We believe that the dhAMs are a promising scaffold for studying effects of mechanical forces on human kidney organoids in vitro and can help facilitate the implantation of kidney organoids into the peritoneum or other heterotopic locations. In vivo, dhAMs would likely experience multiaxial stretch with volumetric changes. We would anticipate that such multiaxial stretch would also increase tubular volume; however, tubular elongation may be limited.
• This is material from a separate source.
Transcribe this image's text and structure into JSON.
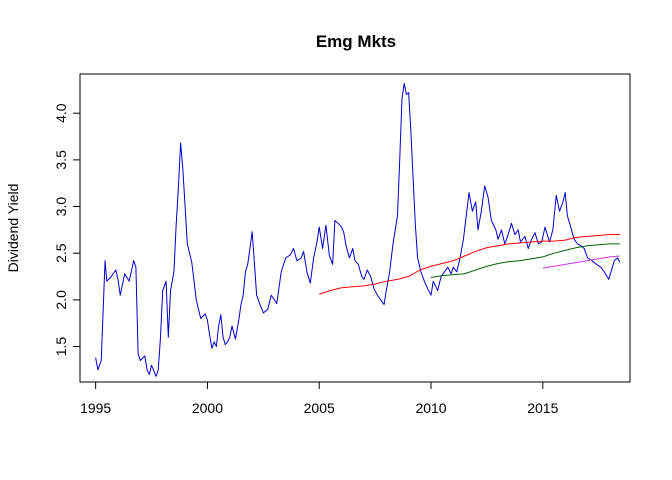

In terms of tissue engineering, dhAM organoid-containing sheets could be used as a patch, be readily modified into tubes after rolling, or could be used to form saclike structures. Fortunately, the normal complement of nephrons may not be necessary to achieve therapeutic benefit, as even 10–15% of renal function might be sufficient to maintain patients off dialysis.
Future studies will investigate how dhAMs and kidney organoids react to implantation in the peritoneum of an animal model system. In particular, we will focus on the durability of the dhAM, organoid, and host responses. Critical questions will be whether vasculature of the kidney organoids is perfused, can filtrate form and accumulate, and whether the host can re-epithelialize the implanted dhAM. If re-epithelialization occurs, we anticipate deposition of host extracellular matrix.
Of note, dhAM has not been approved by the FDA for purposes described here, and experiments shown represent investigational work only.